De son côté, la fondation Buehrle reconnaît que l'industriel a acquis une centaine d'oeuvres d'art pendant les années de guerre, dont 13 se sont avérées après-guerre être des pièces volées à leurs propriétaires juifs par les services allemands en France occupée. Les procès liés à leur restitution ont suscité une grande attention, mais Buehrle est parvenu à l'issue de ceux-ci à racheter neuf de ces oeuvres.
Mais pour Thomas Buomberger, la notion de spoliation devrait s'appliquer à "toutes les transactions qui n'auraient pu être conclues si les nazis n'avaient pas été au pouvoir, ce qui inclut les oeuvres vendues en Suisse par des Juifs qui étaient forcés de fuir".
Accepter une telle définition reviendrait à dire qu'une bonne partie de la collection de Buehrle a des origines douteuses, d'après M. Buomberger.
Une proposition balayée par le porte-parole du Kunsthaus de Zurich, Bjoern Quellenberg, pour qui les oeuvres acquises en période de troubles "ne peuvent pas être considérées comme de l'art spolié".
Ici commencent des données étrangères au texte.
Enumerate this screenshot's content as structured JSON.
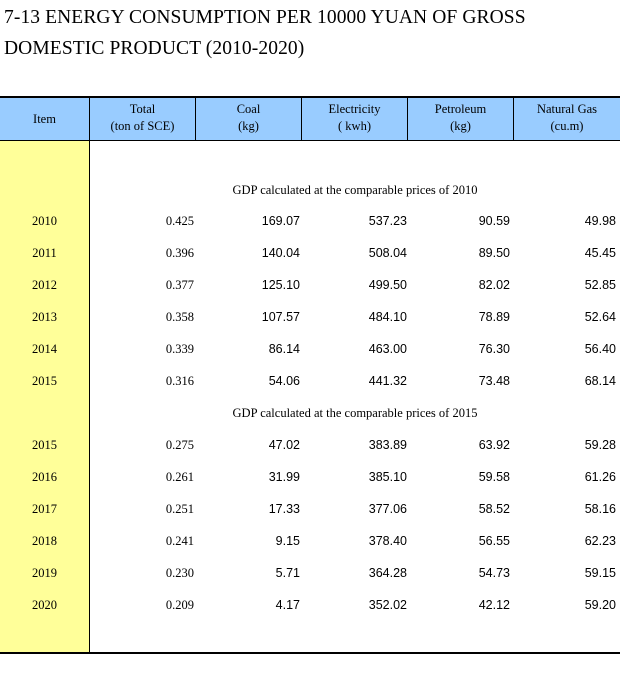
{
  "title": {
    "line1": "7-13  ENERGY CONSUMPTION PER 10000 YUAN OF GROSS",
    "line2": "DOMESTIC PRODUCT (2010-2020)"
  },
  "columns": [
    {
      "label": "Item",
      "unit": ""
    },
    {
      "label": "Total",
      "unit": "(ton of SCE)"
    },
    {
      "label": "Coal",
      "unit": "(kg)"
    },
    {
      "label": "Electricity",
      "unit": "( kwh)"
    },
    {
      "label": "Petroleum",
      "unit": "(kg)"
    },
    {
      "label": "Natural Gas",
      "unit": "(cu.m)"
    }
  ],
  "sections": [
    {
      "label": "GDP calculated at the comparable prices of 2010",
      "rows": [
        {
          "year": "2010",
          "total": "0.425",
          "coal": "169.07",
          "electricity": "537.23",
          "petroleum": "90.59",
          "natural_gas": "49.98"
        },
        {
          "year": "2011",
          "total": "0.396",
          "coal": "140.04",
          "electricity": "508.04",
          "petroleum": "89.50",
          "natural_gas": "45.45"
        },
        {
          "year": "2012",
          "total": "0.377",
          "coal": "125.10",
          "electricity": "499.50",
          "petroleum": "82.02",
          "natural_gas": "52.85"
        },
        {
          "year": "2013",
          "total": "0.358",
          "coal": "107.57",
          "electricity": "484.10",
          "petroleum": "78.89",
          "natural_gas": "52.64"
        },
        {
          "year": "2014",
          "total": "0.339",
          "coal": "86.14",
          "electricity": "463.00",
          "petroleum": "76.30",
          "natural_gas": "56.40"
        },
        {
          "year": "2015",
          "total": "0.316",
          "coal": "54.06",
          "electricity": "441.32",
          "petroleum": "73.48",
          "natural_gas": "68.14"
        }
      ]
    },
    {
      "label": "GDP calculated at the comparable prices of 2015",
      "rows": [
        {
          "year": "2015",
          "total": "0.275",
          "coal": "47.02",
          "electricity": "383.89",
          "petroleum": "63.92",
          "natural_gas": "59.28"
        },
        {
          "year": "2016",
          "total": "0.261",
          "coal": "31.99",
          "electricity": "385.10",
          "petroleum": "59.58",
          "natural_gas": "61.26"
        },
        {
          "year": "2017",
          "total": "0.251",
          "coal": "17.33",
          "electricity": "377.06",
          "petroleum": "58.52",
          "natural_gas": "58.16"
        },
        {
          "year": "2018",
          "total": "0.241",
          "coal": "9.15",
          "electricity": "378.40",
          "petroleum": "56.55",
          "natural_gas": "62.23"
        },
        {
          "year": "2019",
          "total": "0.230",
          "coal": "5.71",
          "electricity": "364.28",
          "petroleum": "54.73",
          "natural_gas": "59.15"
        },
        {
          "year": "2020",
          "total": "0.209",
          "coal": "4.17",
          "electricity": "352.02",
          "petroleum": "42.12",
          "natural_gas": "59.20"
        }
      ]
    }
  ],
  "colors": {
    "header_bg": "#99ccff",
    "item_column_bg": "#ffff99",
    "rules": "#000000"
  }
}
Plusieurs oeuvres mondialement connues appartiennent à la collection E.G. Buehrle, par exemple le "Semeur au soleil couchant" de Van Gogh, "La Petite Irène" de Renoir, le "Champ de coquelicots près de Vétheuil" de Monet, "Le Garçon au gilet rouge" de Cézanne et "L'Italienne" de Picasso. Figurent aussi parmi les plus grands artistes représentés Chagall, Ingres, Delacroix, Manet, Degas, Gauguin, Signac, Courbet, Toulouse-Lautrec et Braque.